マルコによる新明解独語辞典

WEB連載「マンガのスコア」とマンガ「ゴミクズマン」の作者のブログです。

死の恐怖を解決する方法

(承前)死の恐怖について

 

死の恐怖を打ち消すルートが一つ考えられる。

独我論の時間バージョン、”独今論”だ。世界は、「今・ここ」しかないわけで、現に今死んでいない上、死は存在しない。

これはただの観念的な屁理屈のようにも聞こえるが、同時にきわめて平凡な日常感覚であるとも言える。現に我々の多くが死を恐怖していないのは、独今論を地で行っているからだろう。

 

全ての人間は執行期日未定の死刑囚だ。それなのに、誰もそのことを問題にしていない。何の罪状もないにもかかわらず最高刑を課されている、というのに…。

私の現在の年齢を考えれば、五十年以内には、刑が執行されるだろう。そうは知っても、今ただちに恐怖感が押し寄せてくることはない。

しかし、もし私が本当に刑法上の死刑囚で、「明日、刑が執行されることが決まりました」と通告されたらどうだろう。とうてい冷静ではいられないのではないか。

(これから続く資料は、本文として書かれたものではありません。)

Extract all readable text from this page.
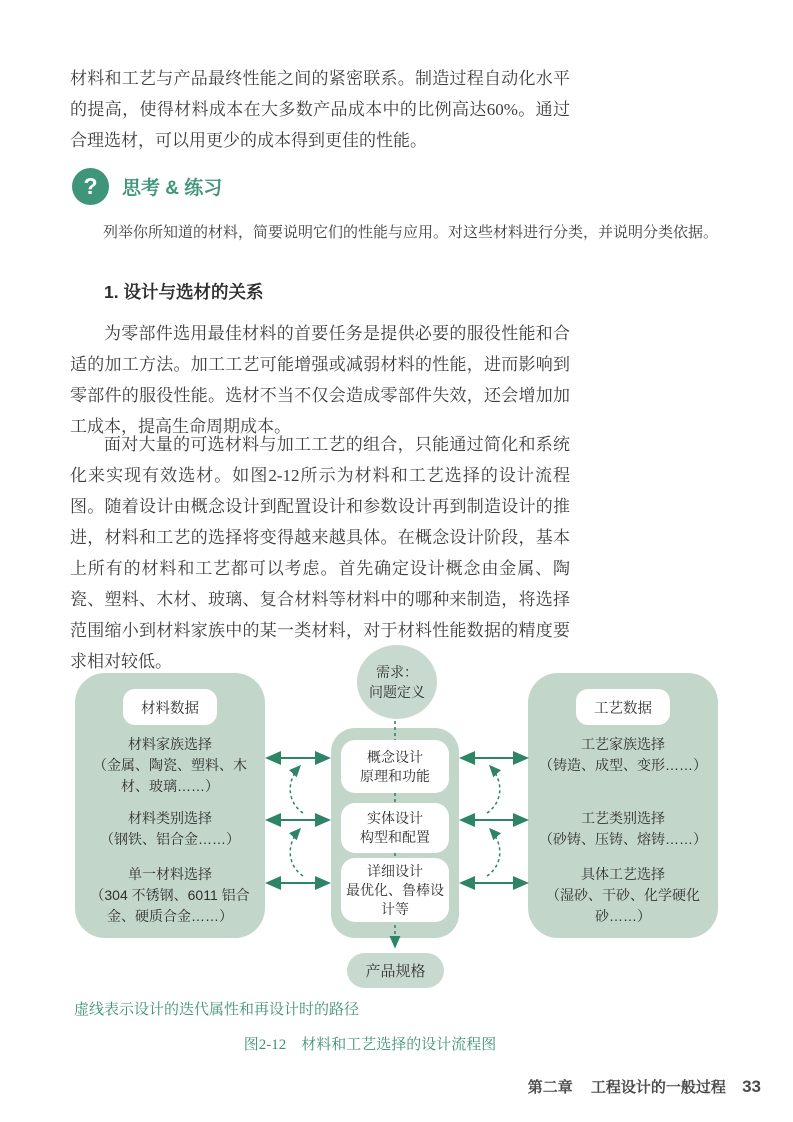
材料和工艺与产品最终性能之间的紧密联系。制造过程自动化水平的提高，使得材料成本在大多数产品成本中的比例高达60%。通过合理选材，可以用更少的成本得到更佳的性能。

? 思考 & 练习

列举你所知道的材料，简要说明它们的性能与应用。对这些材料进行分类，并说明分类依据。

1. 设计与选材的关系

为零部件选用最佳材料的首要任务是提供必要的服役性能和合适的加工方法。加工工艺可能增强或减弱材料的性能，进而影响到零部件的服役性能。选材不当不仅会造成零部件失效，还会增加加工成本，提高生命周期成本。

面对大量的可选材料与加工工艺的组合，只能通过简化和系统化来实现有效选材。如图2-12所示为材料和工艺选择的设计流程图。随着设计由概念设计到配置设计和参数设计再到制造设计的推进，材料和工艺的选择将变得越来越具体。在概念设计阶段，基本上所有的材料和工艺都可以考虑。首先确定设计概念由金属、陶瓷、塑料、木材、玻璃、复合材料等材料中的哪种来制造，将选择范围缩小到材料家族中的某一类材料，对于材料性能数据的精度要求相对较低。

材料数据
材料家族选择
（金属、陶瓷、塑料、木材、玻璃……）
材料类别选择
（钢铁、铝合金……）
单一材料选择
（304 不锈钢、6011 铝合金、硬质合金……）
工艺数据
工艺家族选择
（铸造、成型、变形……）
工艺类别选择
（砂铸、压铸、熔铸……）
具体工艺选择
（湿砂、干砂、化学硬化砂……）
需求：
问题定义
概念设计
原理和功能
实体设计
构型和配置
详细设计
最优化、鲁棒设计等
产品规格

虚线表示设计的迭代属性和再设计时的路径

图2-12　材料和工艺选择的设计流程图

第二章 工程设计的一般过程 33
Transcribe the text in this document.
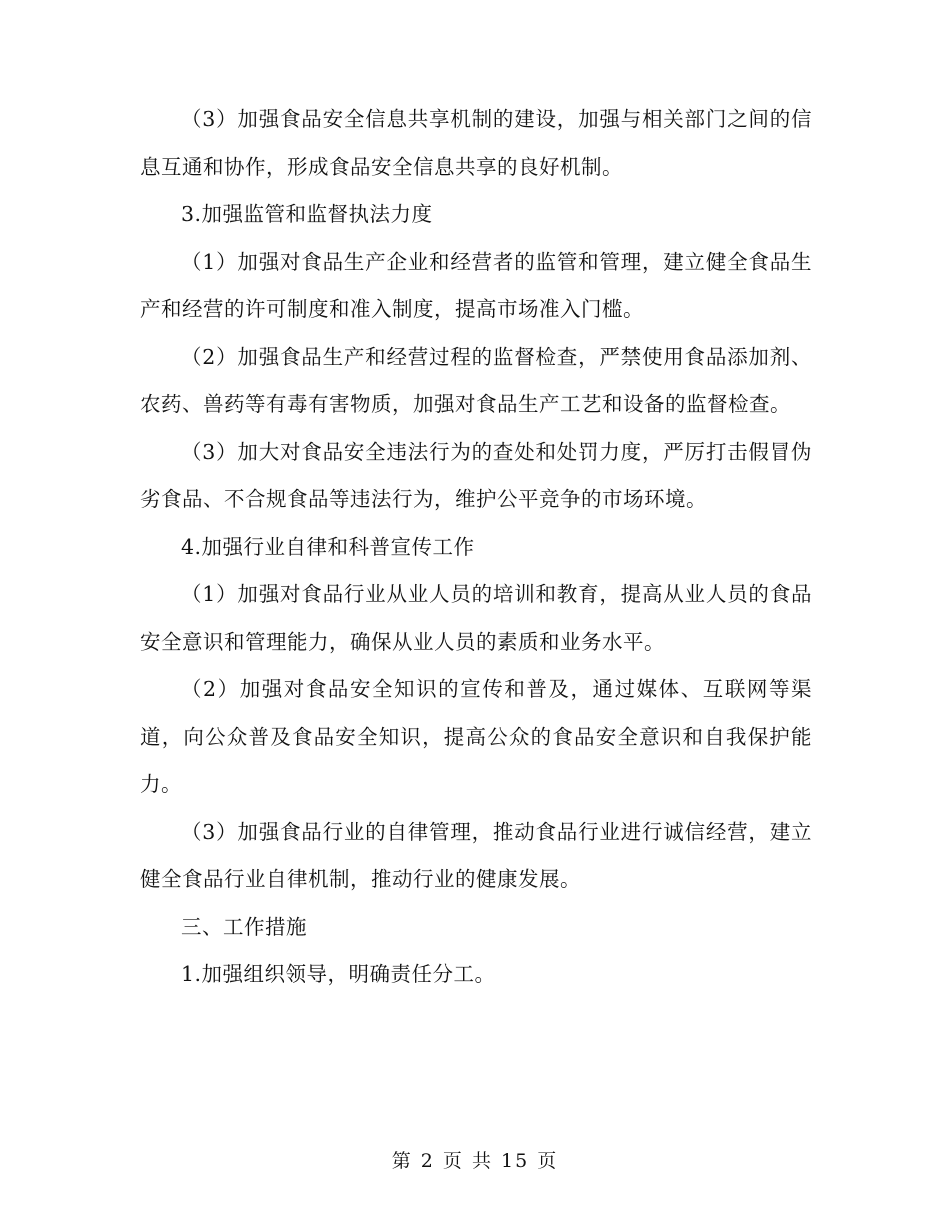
（3）加强食品安全信息共享机制的建设，加强与相关部门之间的信息互通和协作，形成食品安全信息共享的良好机制。

3.加强监管和监督执法力度

（1）加强对食品生产企业和经营者的监管和管理，建立健全食品生产和经营的许可制度和准入制度，提高市场准入门槛。

（2）加强食品生产和经营过程的监督检查，严禁使用食品添加剂、农药、兽药等有毒有害物质，加强对食品生产工艺和设备的监督检查。

（3）加大对食品安全违法行为的查处和处罚力度，严厉打击假冒伪劣食品、不合规食品等违法行为，维护公平竞争的市场环境。

4.加强行业自律和科普宣传工作

（1）加强对食品行业从业人员的培训和教育，提高从业人员的食品安全意识和管理能力，确保从业人员的素质和业务水平。

（2）加强对食品安全知识的宣传和普及，通过媒体、互联网等渠道，向公众普及食品安全知识，提高公众的食品安全意识和自我保护能力。

（3）加强食品行业的自律管理，推动食品行业进行诚信经营，建立健全食品行业自律机制，推动行业的健康发展。

三、工作措施

1.加强组织领导，明确责任分工。

第 2 页 共 15 页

独今論の境地を完全に獲得していれば、未来は端的に存在しない。その存在しなさ加減において、明日も五十年後も全く等しいはずだ。

しかし、五十年後なら、さほど怖くもなく、明日死ぬと聞けば動揺する、とはどういうことか。つまり、私は線的に流れる時間、ベルグソンぽく言えば「空間化された時間」を実感しているということだ。この素朴な実感を解除するのは不可能だろう。完全な独今論を獲得するのは不可能だ。なんらかの瞑想などによって、一時的に獲得できたとしても、恒常的に維持することはできない。

しかし、日常の雑事に追われることによって、それは結果的に獲得されている、とも言える。現に、今、死が怖くないのはそのせいだろう。

線的に流れる時間、やがてその先に訪れる死、という図式は、動物にはない人間のみが獲得することのできる、人工的で言語的な世界像だ。

だから、これはなくすことができる。少なくとも忘れることができる。

現にみんな、ふだんはそうして忘れている。これはとても自然なことだ。高村友也氏のように、絶えずこの問題に直面し続けている人の方が特殊な例ということになるだろう。